Der Frühling im Kinzigtal
Zwischen Nordschweiz, Oberrhein und Schwaben schaukelt sie tonnenweise Edelstaub von A nach B. „Ich sehe viel von der Natur“, sagt sie fest. Im Kinzigtal schaut sie aus dem Fenster und stellt fest: „Da unten ist es einen Kittel wärmer als bei uns auf der Alb.“ Das ist ihre Freiheit. An der Vorderscheibe des Fahrerhauses klemmen zwei Schilder. Auf einem steht „Silvia“, auf dem anderen „Silli“. Ihr Spitzname.
Was das mit Freiheit zu tun hat? Das Material staubt, der Verkehr stockt, der Lkw steckt immer wieder in Warteschleifen fest.

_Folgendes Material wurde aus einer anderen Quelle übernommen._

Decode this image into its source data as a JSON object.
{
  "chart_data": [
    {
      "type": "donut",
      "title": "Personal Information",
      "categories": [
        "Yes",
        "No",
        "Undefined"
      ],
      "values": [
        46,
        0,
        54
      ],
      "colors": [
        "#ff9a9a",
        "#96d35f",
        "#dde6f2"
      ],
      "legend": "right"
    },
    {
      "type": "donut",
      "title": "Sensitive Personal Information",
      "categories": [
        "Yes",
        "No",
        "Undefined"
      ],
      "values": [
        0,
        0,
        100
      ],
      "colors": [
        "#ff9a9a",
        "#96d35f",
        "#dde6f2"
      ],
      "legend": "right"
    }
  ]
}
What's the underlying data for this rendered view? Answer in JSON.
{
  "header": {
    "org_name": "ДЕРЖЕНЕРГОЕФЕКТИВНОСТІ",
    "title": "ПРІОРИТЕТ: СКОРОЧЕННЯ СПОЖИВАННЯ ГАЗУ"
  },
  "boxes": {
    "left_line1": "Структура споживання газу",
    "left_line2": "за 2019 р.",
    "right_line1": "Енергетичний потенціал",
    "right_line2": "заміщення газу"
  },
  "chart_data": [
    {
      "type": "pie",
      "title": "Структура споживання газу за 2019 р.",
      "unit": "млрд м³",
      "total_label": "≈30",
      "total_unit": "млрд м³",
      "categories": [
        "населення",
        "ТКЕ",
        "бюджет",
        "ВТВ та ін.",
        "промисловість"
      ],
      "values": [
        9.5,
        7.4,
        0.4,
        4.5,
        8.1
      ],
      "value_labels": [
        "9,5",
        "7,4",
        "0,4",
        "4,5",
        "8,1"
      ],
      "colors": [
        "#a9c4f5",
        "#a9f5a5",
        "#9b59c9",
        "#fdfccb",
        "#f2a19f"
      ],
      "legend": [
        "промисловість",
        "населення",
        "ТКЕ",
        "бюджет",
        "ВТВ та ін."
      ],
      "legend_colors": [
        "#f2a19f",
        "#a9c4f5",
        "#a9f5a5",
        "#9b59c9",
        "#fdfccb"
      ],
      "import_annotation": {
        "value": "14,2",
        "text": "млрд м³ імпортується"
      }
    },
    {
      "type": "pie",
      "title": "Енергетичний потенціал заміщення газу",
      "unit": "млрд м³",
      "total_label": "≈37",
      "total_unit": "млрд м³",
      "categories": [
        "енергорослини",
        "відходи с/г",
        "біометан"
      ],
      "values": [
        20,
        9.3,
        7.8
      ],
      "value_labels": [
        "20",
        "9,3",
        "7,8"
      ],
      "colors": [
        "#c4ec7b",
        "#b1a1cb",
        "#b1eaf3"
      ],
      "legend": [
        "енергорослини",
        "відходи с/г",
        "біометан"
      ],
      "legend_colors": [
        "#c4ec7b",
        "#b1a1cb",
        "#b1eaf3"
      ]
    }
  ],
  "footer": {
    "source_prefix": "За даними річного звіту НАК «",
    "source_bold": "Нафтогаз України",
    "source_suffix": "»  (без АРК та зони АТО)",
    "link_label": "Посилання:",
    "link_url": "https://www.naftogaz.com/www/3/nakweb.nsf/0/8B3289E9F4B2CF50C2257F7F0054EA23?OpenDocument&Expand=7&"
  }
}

Freiheit? „Im Fahrerhaus habe ich meine Ruhe“, sagt sie. Sie fährt alleine, ohne Rudi, denn mit Rudi wäre sie nicht mehr alleine. Wer von unten in die Kajüte schaut, übersieht die kleine Frau.

„Trucker Babes“ – das Fernsehen lässt grüßen
Silvia hockt nicht alleine auf dem Bock. Immer mehr Frauen erobern die Welt der Scania, Volvo oder MAN. Der Privatsender Kabel strickt daraus eine ganze Serie. „Trucker Babes – 400 PS in Frauenhand.“ Darin sieht und hört man Lkw-Fahrerinnen, die meisten von ihnen blond, tätowiert, in engen Hosen. Sie sehen anders aus wie Silvia in ihrem schwarzen Arbeitsdress, den ihr die Spedition in den Spind hängt.

Und doch: Sie findet die lärmige Serie erstklassig. Ihren Alltag findet sie in den krawalligen Szenen wieder. Die Frauen fluchen und zeigen gerne ihre tätowierten Unterarme. Auch Silvia flucht, sagt sie im Gespräch, immer wenn die Situation danach ist. In ihrer rollenden Kammer genießt sie Redefreiheit.
„Das ist maximal authentisch“, sagt die Produktionsfirma
Die Produktionsfirma findet die kessen Chauffeurinnen über Facebook, berichtet Christine Franke (Story House Productions). Und, nein, die Situationen seien nicht gestellt. „Wir bilden maximal authentisch den Beruf der Truck-Fahrerinnen ab – auch wenn das von uns absolute Flexibilität verlangt. Auf der Tour heißt es dann immer: Augen auf und dabei sein“, schildert Franke auf Anfrage des SÜDKURIER. Die Fahrerinnen erhalten übrigens ein Honorar für ihre Darbietung, Fluchen inklusive. In Fahrerkreisen hat sich das Format herumgesprochen. Inzwischen melden sich viele Frauen, die an der Serie mitschrauben wollen.

Silvia hat sich nicht gemeldet und sie hat es auch nicht vor. Aber sie ist froh, dass sich das Fernsehen für ihren Beruf interessiert. Auch deshalb, weil die Filme manchen schwachen Punkt des Jobs zeigen: Wer viel fährt, befindet sich in Gefahr.
Ein Auto rasierte den riesigen Tank ab
Sie hatte in ihren 21 Berufsjahren bisher Glück. Nur einmal knallte es empfindlich. Sie war unschuldig, wie das bei den meisten Unfällen mit Lkw-Beteiligung der Fall ist, aber passiert ist es halt trotzdem. Ein Auto hatte sie im Winter überholt, rutschte ab und prallte in die Seite des Siloauflegers. Der Tank riss ab. Menschen kamen nicht zu Schaden. Der Schrecken bleibt, er fährt bis heute mit.

Sie packt ein Foto aus. Auf dem Foto sitzt sie breit auf einem motorisierten Dreirad, die in den USA erfunden wurden. Silvia hängt mit Cowboyhut im Triker, ein fahrender Liegestuhl. Daneben steht ihr Freund Rudolf. Er könnte auf dem Hilfssitz Platz nehmen und mitfahren, wenn Silvia das will. Doch wahrscheinlich wird sie alleine losfahren und richtig Gas geben.